- Promotional advertisement
- Genre: Drama
- Written by: Liz Coe
- Directed by: Chuck Bowman
- Starring: Linda Gray Jamie Luner
- Theme music composer: Bruce Babcock
- Country of origin: United States
- Original language: English

Production
- Executive producer: Lawrence Horowitz
- Production location: Portland, Oregon
- Cinematography: Michael Hofstein
- Running time: 96 minutes
- Production company: O'Hara-Horowitz Productions

Original release
- Network: NBC
- Release: April 28, 1993

= Moment of Truth: Why My Daughter? =

Moment of Truth: Why My Daughter? is a 1993 made-for-television drama film directed by Chuck Bowman. It is based on the true story of Diana Moffit, a teenage girl lured into prostitution, and the efforts of her mother, Gayle Moffit, to convict the man responsible for Diana's death. The film is a part of the Moment of Truth franchise and premiered on NBC on April 28, 1993.

== Plot ==
Set in the 1980s, the story focuses on Diana Moffitt, a likable 17-year-old from Portland, Oregon. Trouble starts when her parents decide to file for divorce, as well as being dumped by her boyfriend Brian. She takes it very hard and begins a relationship with a 23-year-old man named A.J. Treace, even though her mother, Gayle, senses that A.J. is bad news. As it turns out, he is a pimp who abuses Diana and lures her into the world of prostitution, which results in her dropping out of school, quitting her job, shutting her former best friend, Laurie, out of her life, and estrangement from her family. Gayle is devastated by this news and even goes as far as confronting Diana in a strip club where she is working. Desperate to save her daughter, she often confronts her and starts looking for ways to do something about it. Diana sometimes shows interest in her old life, but has trouble breaking out of the dark world she is living in. Finally, Diana disassociates herself from A.J. after a violent confrontation and returns home with her mother, even agreeing to press charges against him, but later drops the charges after A.J. talks her out of it and promises to change.

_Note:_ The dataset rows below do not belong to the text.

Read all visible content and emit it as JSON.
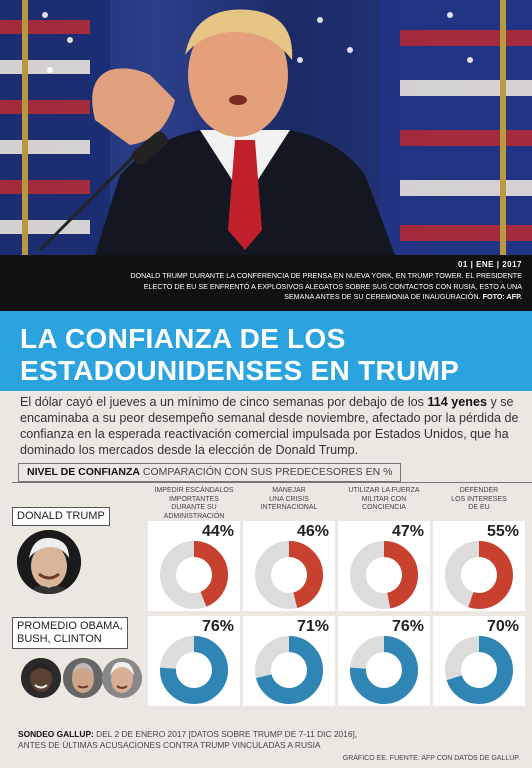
{
  "photo": {
    "description_icon": "photo-trump-press-conference"
  },
  "caption": {
    "date": "01 | ENE | 2017",
    "line1": "DONALD TRUMP DURANTE LA CONFERENCIA DE PRENSA EN NUEVA YORK, EN TRUMP TOWER. EL PRESIDENTE",
    "line2": "ELECTO DE EU SE ENFRENTÓ A EXPLOSIVOS ALEGATOS SOBRE SUS CONTACTOS CON RUSIA, ESTO A UNA",
    "line3": "SEMANA ANTES DE SU CEREMONIA DE INAUGURACIÓN.",
    "credit": "FOTO: AFP."
  },
  "title": {
    "line1": "LA CONFIANZA DE LOS",
    "line2": "ESTADOUNIDENSES EN TRUMP"
  },
  "intro": {
    "part1": "El dólar cayó el jueves a un mínimo de cinco semanas por debajo de los ",
    "bold": "114 yenes",
    "part2": " y se encaminaba a su peor desempeño semanal desde noviembre, afectado por la pérdida de confianza en la esperada reactivación comercial impulsada por Estados Unidos, que ha dominado los mercados desde la elección de Donald Trump."
  },
  "section": {
    "bold": "NIVEL DE CONFIANZA",
    "rest": " COMPARACIÓN CON SUS PREDECESORES EN %"
  },
  "rows": {
    "trump_label": "DONALD TRUMP",
    "predecessors_label_1": "PROMEDIO OBAMA,",
    "predecessors_label_2": "BUSH, CLINTON"
  },
  "footer": {
    "bold": "SONDEO GALLUP:",
    "line1": " DEL 2 DE ENERO 2017 [DATOS SOBRE TRUMP DE 7-11 DIC 2016],",
    "line2": "ANTES DE ÚLTIMAS ACUSACIONES CONTRA TRUMP VINCULADAS A RUSIA"
  },
  "source": "GRÁFICO EE. FUENTE: AFP CON DATOS DE GALLUP.",
  "colors": {
    "trump": "#c8412f",
    "predecessors": "#2f86b5",
    "ring_bg": "#dcdcdc",
    "accent": "#2aa3df"
  },
  "chart_data": {
    "type": "pie",
    "title": "NIVEL DE CONFIANZA",
    "subtitle": "COMPARACIÓN CON SUS PREDECESORES EN %",
    "categories": [
      "IMPEDIR ESCÁNDALOS IMPORTANTES DURANTE SU ADMINISTRACIÓN",
      "MANEJAR UNA CRISIS INTERNACIONAL",
      "UTILIZAR LA FUERZA MILITAR CON CONCIENCIA",
      "DEFENDER LOS INTERESES DE EU"
    ],
    "category_lines": [
      [
        "IMPEDIR ESCÁNDALOS",
        "IMPORTANTES",
        "DURANTE SU",
        "ADMINISTRACIÓN"
      ],
      [
        "MANEJAR",
        "UNA CRISIS",
        "INTERNACIONAL"
      ],
      [
        "UTILIZAR LA FUERZA",
        "MILITAR CON",
        "CONCIENCIA"
      ],
      [
        "DEFENDER",
        "LOS INTERESES",
        "DE EU"
      ]
    ],
    "series": [
      {
        "name": "DONALD TRUMP",
        "values": [
          44,
          46,
          47,
          55
        ],
        "labels": [
          "44%",
          "46%",
          "47%",
          "55%"
        ]
      },
      {
        "name": "PROMEDIO OBAMA, BUSH, CLINTON",
        "values": [
          76,
          71,
          76,
          70
        ],
        "labels": [
          "76%",
          "71%",
          "76%",
          "70%"
        ]
      }
    ]
  }
}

Diana is eventually mysteriously murdered, much to the distress of Gayle, who strongly feels that A.J. is responsible. Determined to get him behind bars, she notifies the police, who put her in contact with Sgt. Jack Powell, but they are initially unable to charge A.J. because he claims to have played no part in Diana's death, even though Gayle knows the truth. Looking for another related charge, she meets April, another one of A.J.'s prostitutes, who was also a friend of Diana's from the strip club that they once worked at. After gaining April's trust, Gayle begins to get information from her which could enable her to successfully charge A.J. with the murder of her daughter.

Eventually, A.J. is arrested by Jack on charges of racketeering and promoting prostitution, and despite once again pleading ignorance, Jack is able to make the charges stick, and A.J. is found guilty in his subsequent trial.

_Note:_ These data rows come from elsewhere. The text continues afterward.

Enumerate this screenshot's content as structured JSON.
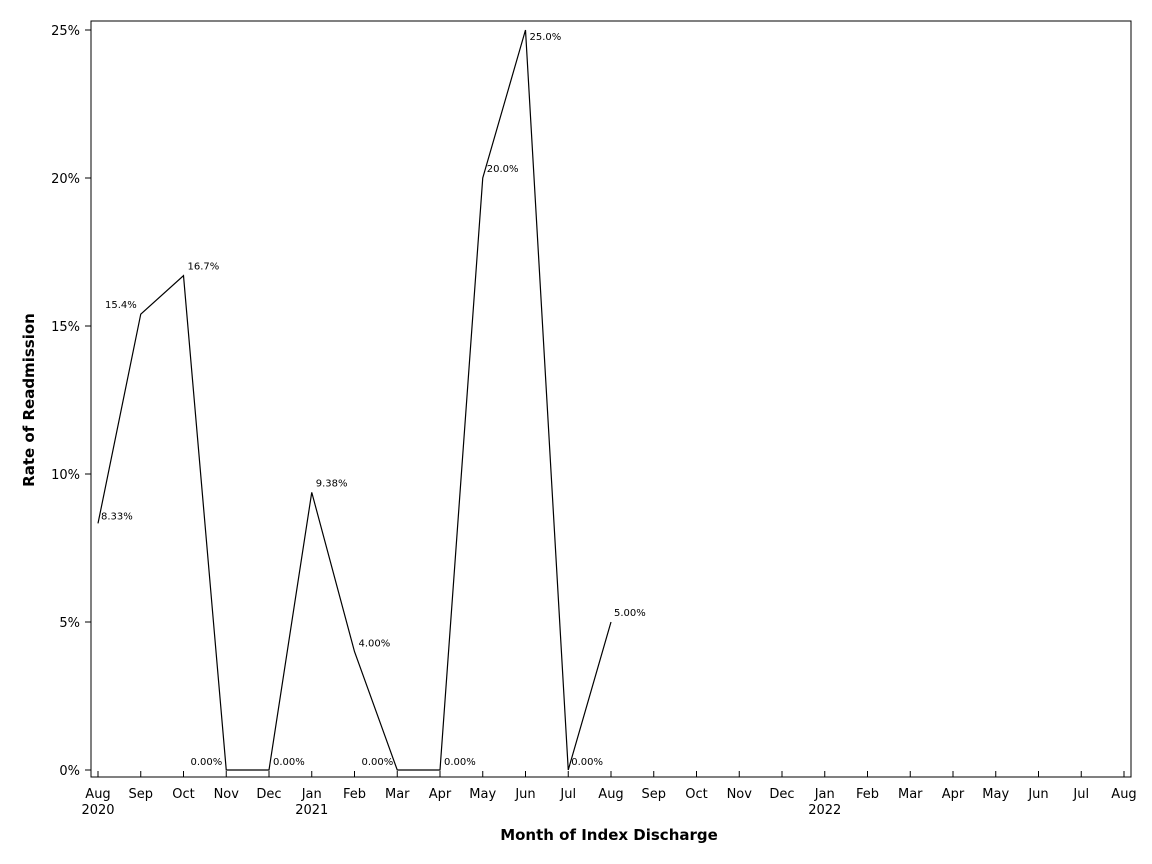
{
  "chart_data": {
    "type": "line",
    "title": "",
    "xlabel": "Month of Index Discharge",
    "ylabel": "Rate of Readmission",
    "ylim": [
      0,
      25
    ],
    "y_ticks": [
      {
        "value": 0,
        "label": "0%"
      },
      {
        "value": 5,
        "label": "5%"
      },
      {
        "value": 10,
        "label": "10%"
      },
      {
        "value": 15,
        "label": "15%"
      },
      {
        "value": 20,
        "label": "20%"
      },
      {
        "value": 25,
        "label": "25%"
      }
    ],
    "x_ticks": [
      {
        "label": "Aug",
        "year": "2020"
      },
      {
        "label": "Sep",
        "year": ""
      },
      {
        "label": "Oct",
        "year": ""
      },
      {
        "label": "Nov",
        "year": ""
      },
      {
        "label": "Dec",
        "year": ""
      },
      {
        "label": "Jan",
        "year": "2021"
      },
      {
        "label": "Feb",
        "year": ""
      },
      {
        "label": "Mar",
        "year": ""
      },
      {
        "label": "Apr",
        "year": ""
      },
      {
        "label": "May",
        "year": ""
      },
      {
        "label": "Jun",
        "year": ""
      },
      {
        "label": "Jul",
        "year": ""
      },
      {
        "label": "Aug",
        "year": ""
      },
      {
        "label": "Sep",
        "year": ""
      },
      {
        "label": "Oct",
        "year": ""
      },
      {
        "label": "Nov",
        "year": ""
      },
      {
        "label": "Dec",
        "year": ""
      },
      {
        "label": "Jan",
        "year": "2022"
      },
      {
        "label": "Feb",
        "year": ""
      },
      {
        "label": "Mar",
        "year": ""
      },
      {
        "label": "Apr",
        "year": ""
      },
      {
        "label": "May",
        "year": ""
      },
      {
        "label": "Jun",
        "year": ""
      },
      {
        "label": "Jul",
        "year": ""
      },
      {
        "label": "Aug",
        "year": ""
      }
    ],
    "series": [
      {
        "points": [
          {
            "x": "2020-08",
            "y": 8.33,
            "label": "8.33%"
          },
          {
            "x": "2020-09",
            "y": 15.4,
            "label": "15.4%"
          },
          {
            "x": "2020-10",
            "y": 16.7,
            "label": "16.7%"
          },
          {
            "x": "2020-11",
            "y": 0,
            "label": "0.00%"
          },
          {
            "x": "2020-12",
            "y": 0,
            "label": "0.00%"
          },
          {
            "x": "2021-01",
            "y": 9.38,
            "label": "9.38%"
          },
          {
            "x": "2021-02",
            "y": 4.0,
            "label": "4.00%"
          },
          {
            "x": "2021-03",
            "y": 0,
            "label": "0.00%"
          },
          {
            "x": "2021-04",
            "y": 0,
            "label": "0.00%"
          },
          {
            "x": "2021-05",
            "y": 20.0,
            "label": "20.0%"
          },
          {
            "x": "2021-06",
            "y": 25.0,
            "label": "25.0%"
          },
          {
            "x": "2021-07",
            "y": 0,
            "label": "0.00%"
          },
          {
            "x": "2021-08",
            "y": 5.0,
            "label": "5.00%"
          }
        ]
      }
    ],
    "grid": false,
    "legend": "none"
  }
}
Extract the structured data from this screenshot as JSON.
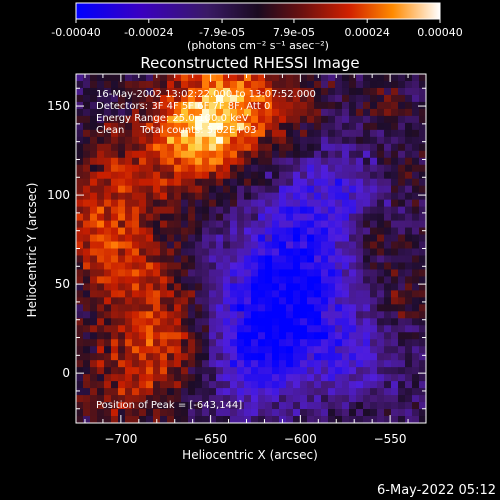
{
  "chart_data": {
    "type": "heatmap",
    "title": "Reconstructed RHESSI Image",
    "xlabel": "Heliocentric X (arcsec)",
    "ylabel": "Heliocentric Y (arcsec)",
    "xlim": [
      -725,
      -530
    ],
    "ylim": [
      -28,
      168
    ],
    "x_ticks": [
      -700,
      -650,
      -600,
      -550
    ],
    "y_ticks": [
      0,
      50,
      100,
      150
    ],
    "colorbar": {
      "min": -0.0004,
      "max": 0.0004,
      "tick_values": [
        -0.0004,
        -0.00024,
        -7.9e-05,
        7.9e-05,
        0.00024,
        0.0004
      ],
      "tick_labels": [
        "-0.00040",
        "-0.00024",
        "-7.9e-05",
        "7.9e-05",
        "0.00024",
        "0.00040"
      ],
      "unit_label": "(photons cm⁻² s⁻¹ asec⁻²)"
    },
    "info_lines": [
      "16-May-2002 13:02:22.000 to 13:07:52.000",
      "Detectors: 3F 4F 5F 6F 7F 8F, Att 0",
      "Energy Range: 25.0-100.0 keV",
      "Clean     Total counts: 5.82E+03"
    ],
    "peak_label": "Position of Peak = [-643,144]",
    "peak": {
      "x": -643,
      "y": 144
    },
    "colormap": [
      "#0000ff",
      "#5000c0",
      "#3a1a66",
      "#1e0d2c",
      "#5a1a1a",
      "#c01a00",
      "#ff5a00",
      "#ffc030",
      "#ffffff"
    ],
    "grid": false,
    "legend": "colorbar at top"
  },
  "footer": {
    "timestamp": "6-May-2022 05:12"
  }
}
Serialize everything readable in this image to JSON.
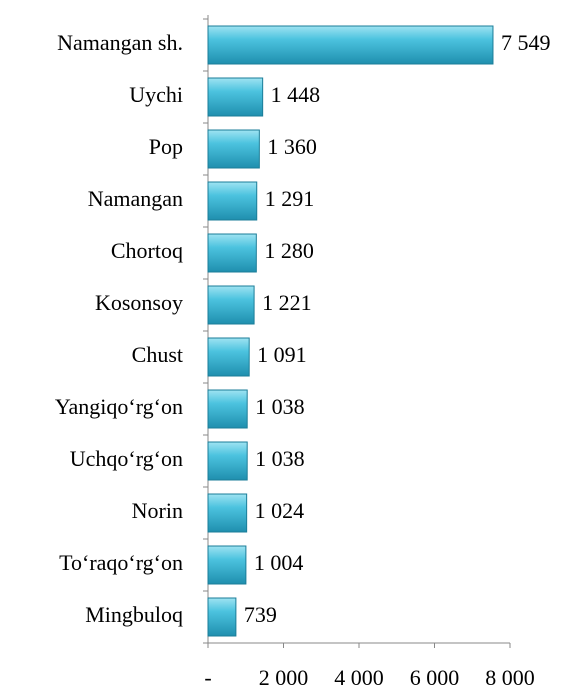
{
  "chart_data": {
    "type": "bar",
    "orientation": "horizontal",
    "categories": [
      "Namangan sh.",
      "Uychi",
      "Pop",
      "Namangan",
      "Chortoq",
      "Kosonsoy",
      "Chust",
      "Yangiqo‘rg‘on",
      "Uchqo‘rg‘on",
      "Norin",
      "To‘raqo‘rg‘on",
      "Mingbuloq"
    ],
    "values": [
      7549,
      1448,
      1360,
      1291,
      1280,
      1221,
      1091,
      1038,
      1038,
      1024,
      1004,
      739
    ],
    "value_labels": [
      "7 549",
      "1 448",
      "1 360",
      "1 291",
      "1 280",
      "1 221",
      "1 091",
      "1 038",
      "1 038",
      "1 024",
      "1 004",
      "739"
    ],
    "color": "#3cb6d4",
    "xlim": [
      0,
      8000
    ],
    "xticks": [
      {
        "value": 0,
        "label": "-"
      },
      {
        "value": 2000,
        "label": "2 000"
      },
      {
        "value": 4000,
        "label": "4 000"
      },
      {
        "value": 6000,
        "label": "6 000"
      },
      {
        "value": 8000,
        "label": "8 000"
      }
    ]
  }
}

The film's epilogue reveals that A.J. was sentenced to 17 years for his crimes, as well as the fact that Diana's murder was never officially solved.

==Cast==
- Linda Gray as Gayle Moffitt
- Jamie Luner as Diana Moffitt
- Lisa Sigell as Laurie
- Michael Lucas as Brian
- James Eckhouse as Sergeant Jack Powell
- Alanna Ubach as April
- Gretchen Corbett as Mrs. Hill
- Antonio Sabàto, Jr. as A.J. Treece
- Andrea White as Randi
- Joseph Burke as Harry Moffitt
- Louis A. Lotoroto as Paul Moffitt

==Production==
The movie received generally negative reviews, being called 'melodramatic', 'formulaic' and with 'weak performances'.

Filming took place in Portland, Oregon.

Linda Gray accepted the lead role because she saw it as an opportunity to "educate other women". The real Gayle Moffit was on the set during production, but Gray decided not to talk with her, because she wanted to act out of her own maternal instincts.

For Antonio Sabàto, Jr., who landed the role because of his sex appeal, the movie marked his first appearance on primetime television.